アボガドの追熟・保存

 皮が黒くて、軽くにぎって少し弾力のあるものは、中身も柔らかくなっていて食べ頃です。まだ、固いアボカドは、室温で放置しておけば、熟成が進みます。室温が低いほど日数が必要ですので、冬などは暖かい場所に置けば早く追熟します。
 多くの果物と同様にアボカドは、植物ホルモンのエチレンを生成し、それによって更に熟成が進みます。より速く熟成させたい場合は、エチレンガスを発生させるリンゴやメロンなどの果物と一緒の袋に入れておくとよいでしょう。果実は、最初はエチレンを出す量は少ないですが、熟成が進むと多くなるので、腐りかけのものが効果的です。特にリンゴは、エチレンの発生が多く、アボカドもエチレンの発生が多いようですので、他の果物に与える影響にも注意しましょう。

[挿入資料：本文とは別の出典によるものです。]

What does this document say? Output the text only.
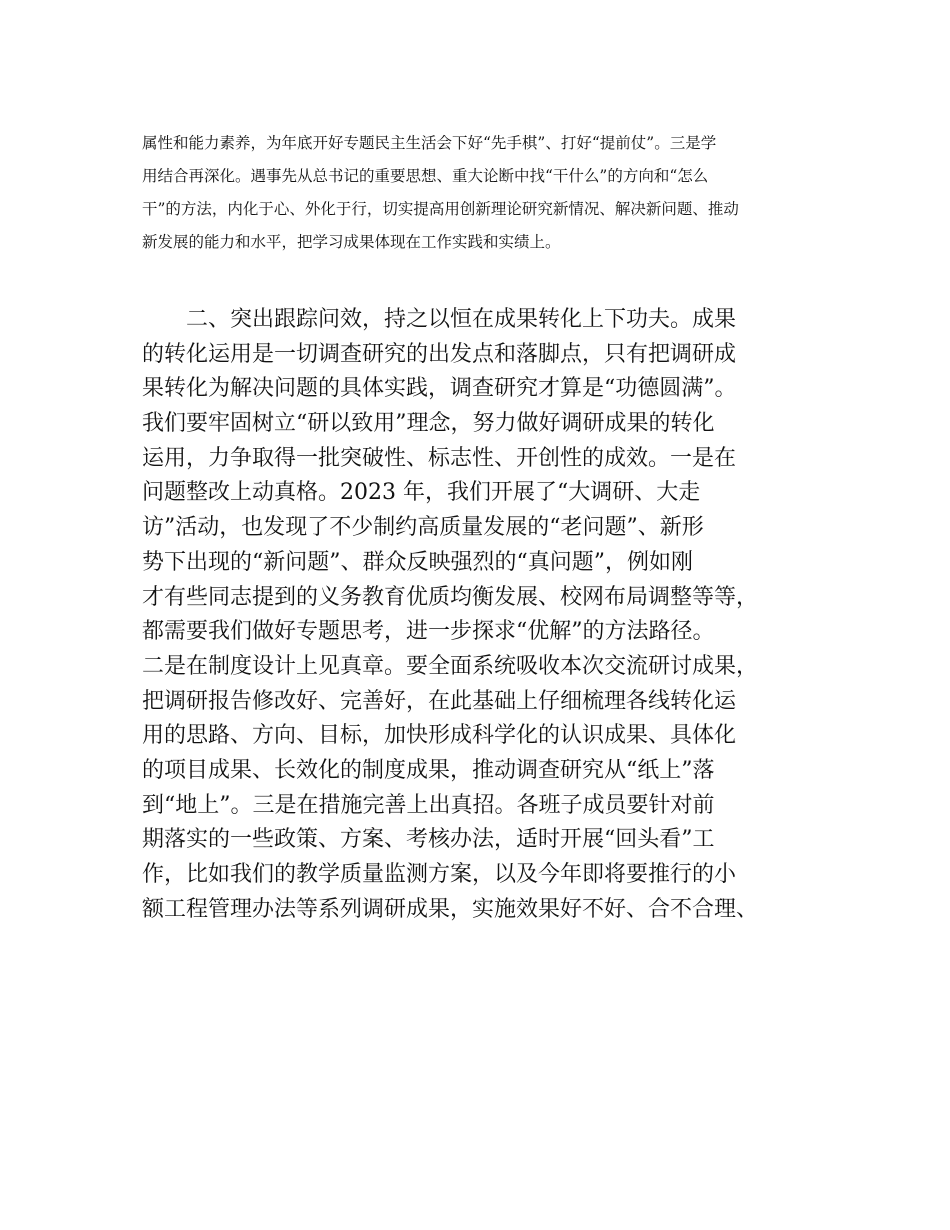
属性和能力素养，为年底开好专题民主生活会下好“先手棋”、打好“提前仗”。三是学
用结合再深化。遇事先从总书记的重要思想、重大论断中找“干什么”的方向和“怎么
干”的方法，内化于心、外化于行，切实提高用创新理论研究新情况、解决新问题、推动
新发展的能力和水平，把学习成果体现在工作实践和实绩上。
　　二、突出跟踪问效，持之以恒在成果转化上下功夫。成果
的转化运用是一切调查研究的出发点和落脚点，只有把调研成
果转化为解决问题的具体实践，调查研究才算是“功德圆满”。
我们要牢固树立“研以致用”理念，努力做好调研成果的转化
运用，力争取得一批突破性、标志性、开创性的成效。一是在
问题整改上动真格。2023 年，我们开展了“大调研、大走
访”活动，也发现了不少制约高质量发展的“老问题”、新形
势下出现的“新问题”、群众反映强烈的“真问题”，例如刚
才有些同志提到的义务教育优质均衡发展、校网布局调整等等，
都需要我们做好专题思考，进一步探求“优解”的方法路径。
二是在制度设计上见真章。要全面系统吸收本次交流研讨成果，
把调研报告修改好、完善好，在此基础上仔细梳理各线转化运
用的思路、方向、目标，加快形成科学化的认识成果、具体化
的项目成果、长效化的制度成果，推动调查研究从“纸上”落
到“地上”。三是在措施完善上出真招。各班子成员要针对前
期落实的一些政策、方案、考核办法，适时开展“回头看”工
作，比如我们的教学质量监测方案，以及今年即将要推行的小
额工程管理办法等系列调研成果，实施效果好不好、合不合理、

 アボカド、西洋なし、キウィフルーツなどは、樹上では熟しにくいので、追熟が必要となります。つまり、収穫する時には熟していません。ただし、樹上でも放っておけば完熟させることができるようですが、日本ではカラスが食べてしまうこともあります。

リスト記号 保存
 熟成したものをすぐに食べないときは、涼しいところに置いておき、熟成するのを遅らせます。袋に入れておくとエチレンによって熟成が進みますから、そのまま置いておきましょう。8度から12度が保存に適しています。
 アボカドのように暖かいところで育ったものは、低温障害(4.5度以下)によって傷む(皮が黒く変色する)ので、冷蔵庫メーカーでは冷蔵庫へ保存しないようにと言っていますが、夏など室温が高い場合には急速に追熟するので、熟したものは冷蔵庫に入れることを私はお勧めします。
 冷蔵庫の冷蔵室は、「強」にしていたり、機種によっては1℃くらいにまで下がることもあるようですが、私の経験では1週間程度は大丈夫でした。アボカドが凍ると、著しく食味が悪くなるので、凍らせないようにするなら、4.5度以下の低温障害により、皮に黒い小さな斑点が生じたとしても、実までは変色しません。
 アボカドを輸入する業者では、4.5℃〜5.5℃に保ち、約20日間もの長期輸送を可能にしています
 冷蔵庫の中にアボカドやリンゴなどエチレンを多く発生させるものが入っていると、他の果物や野菜を熟成させてしまうので注意が必要ですが、最近の大型冷蔵庫の野菜室にはエチレンガスをカットする製品が多くなっています。